According to William Haddad, executive cochairman of the Committee for Public Education and Religious Liberty (PEARL), “regardless of court decisions, it appears, advocates of state aid to church schools are not going to give up their goal of full public financing as long as they appear to have some measurable political clout in state or national legislatures and in the executive branches of government.”
Haddad spoke at the opening session of a two-day statewide meeting of PEARL, a coalition of 31 civic, religious, education, labor and civil rights organizations. An immediate target of the group is a bill signed by Gov. Nelson A. Rockefeller last June providing $33 million in state funds for religious schools for the purchase of educational services.
SUPREME COURT DECISION BEING EVADED
A PEARL suit against that law in Federal court will be heard Tuesday. The case will be argued by Leo Pfeffer, legal counsel of the organization. In the US District Court for the Southern District of New York. Pfeffer told the PEARL delegates last night that the “pattern of attempts to evade the meaning of the Supreme Court’s decisions” on parochiaid followed that of Southern governors and legislatures after the 1954 Supreme Court ruling outlawing racial segregation in public schools.

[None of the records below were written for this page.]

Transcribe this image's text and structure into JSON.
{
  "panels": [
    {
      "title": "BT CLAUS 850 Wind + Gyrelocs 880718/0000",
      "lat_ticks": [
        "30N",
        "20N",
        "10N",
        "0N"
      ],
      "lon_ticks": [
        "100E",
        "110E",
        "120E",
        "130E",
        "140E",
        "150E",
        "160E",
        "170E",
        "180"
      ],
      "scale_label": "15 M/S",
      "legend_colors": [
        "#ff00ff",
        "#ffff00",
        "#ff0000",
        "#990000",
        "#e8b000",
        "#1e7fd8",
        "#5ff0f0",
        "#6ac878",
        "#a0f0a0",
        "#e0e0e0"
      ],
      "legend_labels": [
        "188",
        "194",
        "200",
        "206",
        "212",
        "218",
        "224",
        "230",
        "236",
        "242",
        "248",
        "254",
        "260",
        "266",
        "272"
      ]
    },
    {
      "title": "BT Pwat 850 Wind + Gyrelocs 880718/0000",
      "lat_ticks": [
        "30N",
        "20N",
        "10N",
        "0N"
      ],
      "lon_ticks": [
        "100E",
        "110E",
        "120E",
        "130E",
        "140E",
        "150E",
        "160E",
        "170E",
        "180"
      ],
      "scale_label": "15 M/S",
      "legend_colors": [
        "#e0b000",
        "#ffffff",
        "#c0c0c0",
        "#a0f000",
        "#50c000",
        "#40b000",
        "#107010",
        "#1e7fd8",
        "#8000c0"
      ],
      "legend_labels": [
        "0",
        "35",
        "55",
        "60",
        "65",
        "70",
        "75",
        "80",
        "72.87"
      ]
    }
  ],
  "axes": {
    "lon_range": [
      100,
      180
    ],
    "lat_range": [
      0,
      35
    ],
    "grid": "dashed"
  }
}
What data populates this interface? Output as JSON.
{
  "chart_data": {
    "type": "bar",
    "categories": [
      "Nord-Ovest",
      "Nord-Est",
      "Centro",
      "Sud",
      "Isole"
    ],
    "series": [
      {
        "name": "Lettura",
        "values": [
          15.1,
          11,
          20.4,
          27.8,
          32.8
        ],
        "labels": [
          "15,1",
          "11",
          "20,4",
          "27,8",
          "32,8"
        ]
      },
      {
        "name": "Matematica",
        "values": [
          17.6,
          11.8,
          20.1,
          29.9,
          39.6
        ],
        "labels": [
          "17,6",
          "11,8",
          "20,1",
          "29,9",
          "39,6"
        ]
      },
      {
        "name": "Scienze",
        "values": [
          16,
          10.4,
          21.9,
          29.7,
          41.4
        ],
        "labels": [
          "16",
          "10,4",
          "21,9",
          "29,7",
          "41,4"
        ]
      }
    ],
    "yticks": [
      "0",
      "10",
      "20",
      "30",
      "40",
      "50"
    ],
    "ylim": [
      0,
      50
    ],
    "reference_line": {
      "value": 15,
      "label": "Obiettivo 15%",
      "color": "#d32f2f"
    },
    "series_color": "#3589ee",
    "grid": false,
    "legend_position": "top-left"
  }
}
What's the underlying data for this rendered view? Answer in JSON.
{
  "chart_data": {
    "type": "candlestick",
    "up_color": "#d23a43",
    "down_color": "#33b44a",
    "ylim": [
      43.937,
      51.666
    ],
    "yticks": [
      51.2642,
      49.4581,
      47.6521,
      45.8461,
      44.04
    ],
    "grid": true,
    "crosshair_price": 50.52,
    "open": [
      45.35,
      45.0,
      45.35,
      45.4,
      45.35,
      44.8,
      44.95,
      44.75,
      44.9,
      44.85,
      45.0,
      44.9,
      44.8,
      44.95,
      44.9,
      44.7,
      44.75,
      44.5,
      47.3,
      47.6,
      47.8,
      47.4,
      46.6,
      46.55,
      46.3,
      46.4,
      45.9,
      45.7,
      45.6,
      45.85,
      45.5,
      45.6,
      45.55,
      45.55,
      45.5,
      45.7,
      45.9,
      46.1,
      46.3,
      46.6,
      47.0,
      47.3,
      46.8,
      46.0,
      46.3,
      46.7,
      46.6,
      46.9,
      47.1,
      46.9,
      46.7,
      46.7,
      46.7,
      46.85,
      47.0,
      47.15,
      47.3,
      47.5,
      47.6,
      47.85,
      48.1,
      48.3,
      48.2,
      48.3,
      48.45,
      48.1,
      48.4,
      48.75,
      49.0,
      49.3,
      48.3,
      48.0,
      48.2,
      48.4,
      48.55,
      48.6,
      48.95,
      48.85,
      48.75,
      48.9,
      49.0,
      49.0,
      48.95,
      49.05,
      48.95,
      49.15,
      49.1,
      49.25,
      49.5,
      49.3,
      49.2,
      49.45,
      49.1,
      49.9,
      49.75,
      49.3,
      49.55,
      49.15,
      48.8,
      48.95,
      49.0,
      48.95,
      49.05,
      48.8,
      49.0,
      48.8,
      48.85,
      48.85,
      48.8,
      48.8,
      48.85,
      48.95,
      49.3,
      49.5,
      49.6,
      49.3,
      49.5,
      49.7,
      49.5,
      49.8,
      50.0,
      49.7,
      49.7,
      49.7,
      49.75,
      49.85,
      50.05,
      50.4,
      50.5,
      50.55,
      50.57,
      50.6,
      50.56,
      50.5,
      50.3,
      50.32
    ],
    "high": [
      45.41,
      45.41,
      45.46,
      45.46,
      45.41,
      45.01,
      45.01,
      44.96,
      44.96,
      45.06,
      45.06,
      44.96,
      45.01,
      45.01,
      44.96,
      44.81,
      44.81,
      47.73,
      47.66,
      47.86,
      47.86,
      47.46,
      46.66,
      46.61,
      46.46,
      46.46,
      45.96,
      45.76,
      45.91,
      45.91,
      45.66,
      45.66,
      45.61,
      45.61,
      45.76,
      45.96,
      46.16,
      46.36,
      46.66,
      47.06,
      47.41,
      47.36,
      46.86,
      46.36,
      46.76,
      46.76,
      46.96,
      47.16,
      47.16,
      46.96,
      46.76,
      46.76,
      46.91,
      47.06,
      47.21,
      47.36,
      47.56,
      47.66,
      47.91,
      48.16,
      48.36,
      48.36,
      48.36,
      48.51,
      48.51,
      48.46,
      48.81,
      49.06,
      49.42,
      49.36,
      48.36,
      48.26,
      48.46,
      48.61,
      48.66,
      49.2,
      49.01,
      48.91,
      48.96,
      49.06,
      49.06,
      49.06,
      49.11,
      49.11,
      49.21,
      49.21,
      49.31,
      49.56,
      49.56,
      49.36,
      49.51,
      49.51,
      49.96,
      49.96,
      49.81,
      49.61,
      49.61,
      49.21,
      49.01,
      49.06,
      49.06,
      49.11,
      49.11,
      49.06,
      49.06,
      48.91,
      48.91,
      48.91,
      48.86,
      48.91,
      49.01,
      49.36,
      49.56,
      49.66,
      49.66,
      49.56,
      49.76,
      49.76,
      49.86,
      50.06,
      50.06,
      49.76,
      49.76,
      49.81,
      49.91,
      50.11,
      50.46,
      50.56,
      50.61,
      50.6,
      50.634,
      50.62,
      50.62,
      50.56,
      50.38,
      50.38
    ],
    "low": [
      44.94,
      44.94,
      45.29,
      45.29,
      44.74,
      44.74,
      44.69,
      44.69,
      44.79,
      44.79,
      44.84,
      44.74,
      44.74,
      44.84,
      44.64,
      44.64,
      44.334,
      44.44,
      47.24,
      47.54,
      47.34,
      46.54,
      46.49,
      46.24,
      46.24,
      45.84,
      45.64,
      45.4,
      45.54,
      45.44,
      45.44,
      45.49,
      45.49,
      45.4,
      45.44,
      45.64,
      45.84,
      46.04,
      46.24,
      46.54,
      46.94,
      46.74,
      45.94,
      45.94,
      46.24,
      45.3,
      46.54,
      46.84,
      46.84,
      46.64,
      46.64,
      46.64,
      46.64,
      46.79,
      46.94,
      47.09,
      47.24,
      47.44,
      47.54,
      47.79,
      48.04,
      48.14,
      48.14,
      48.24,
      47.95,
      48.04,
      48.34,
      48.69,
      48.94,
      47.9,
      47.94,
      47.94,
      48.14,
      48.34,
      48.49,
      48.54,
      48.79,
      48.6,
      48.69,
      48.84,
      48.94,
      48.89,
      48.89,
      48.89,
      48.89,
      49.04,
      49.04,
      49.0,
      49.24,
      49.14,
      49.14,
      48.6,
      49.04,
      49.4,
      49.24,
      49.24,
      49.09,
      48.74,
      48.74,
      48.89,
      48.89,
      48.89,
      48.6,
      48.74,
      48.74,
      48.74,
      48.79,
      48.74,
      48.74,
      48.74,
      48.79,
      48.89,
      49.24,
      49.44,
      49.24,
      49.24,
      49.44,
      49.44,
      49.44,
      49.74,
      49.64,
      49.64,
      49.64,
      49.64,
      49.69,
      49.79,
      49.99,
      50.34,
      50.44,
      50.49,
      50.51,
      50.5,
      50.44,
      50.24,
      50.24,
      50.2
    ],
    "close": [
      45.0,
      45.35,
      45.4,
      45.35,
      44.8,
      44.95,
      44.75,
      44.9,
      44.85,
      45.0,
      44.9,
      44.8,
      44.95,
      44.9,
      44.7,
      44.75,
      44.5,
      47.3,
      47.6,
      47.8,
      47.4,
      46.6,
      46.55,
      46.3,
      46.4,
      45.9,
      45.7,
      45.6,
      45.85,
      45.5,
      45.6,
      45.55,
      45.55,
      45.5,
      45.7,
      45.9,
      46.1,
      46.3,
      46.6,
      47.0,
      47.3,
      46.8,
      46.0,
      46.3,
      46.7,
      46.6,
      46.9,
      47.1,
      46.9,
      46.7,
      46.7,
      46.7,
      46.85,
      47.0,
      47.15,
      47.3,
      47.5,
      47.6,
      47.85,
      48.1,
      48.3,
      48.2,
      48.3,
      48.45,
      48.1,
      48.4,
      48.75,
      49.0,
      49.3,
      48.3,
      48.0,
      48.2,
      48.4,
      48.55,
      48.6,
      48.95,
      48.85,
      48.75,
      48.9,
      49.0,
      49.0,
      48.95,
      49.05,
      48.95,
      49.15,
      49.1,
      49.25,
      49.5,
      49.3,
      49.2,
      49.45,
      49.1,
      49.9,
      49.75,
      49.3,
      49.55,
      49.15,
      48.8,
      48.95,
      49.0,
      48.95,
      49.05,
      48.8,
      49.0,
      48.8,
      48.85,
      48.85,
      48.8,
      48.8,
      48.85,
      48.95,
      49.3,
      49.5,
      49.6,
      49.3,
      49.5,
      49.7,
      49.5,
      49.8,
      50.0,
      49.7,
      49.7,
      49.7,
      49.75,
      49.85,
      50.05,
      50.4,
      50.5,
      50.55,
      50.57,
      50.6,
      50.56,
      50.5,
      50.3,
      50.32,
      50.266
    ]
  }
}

He said the response to the desegregation decision “was a host of devices and gimmicks to evade its prohibition and to achieve continuation of a pattern which the Supreme Court had declared unconstitutional.” Pfeffer noted that Rockefeller signed the purchase of services act a day after the Supreme Court ruling against state aid to public schools and that it was the same kind of law that was struck down by the Supreme Court in Pennsylvania, Rhode Island and Connecticut.
Haddad said “We hope it will be possible to avoid the necessity of filing new lawsuits each year by encouraging our legislative representatives to obey the basic law of the land and the will of the people.” The petition PEARL has addressed to the lawmakers in Albany urged the New York State Legislature to “protect public education and religious liberty by obeying both the letter and spirit” of the New York State Constitution. “We want our legislature to reject any bill and repeal any law which violates or evades this provision by any means whatsoever, including purchase of services from denominational schools, tuition grants or vouchers, and tax credits for tuition costs,” the petition added.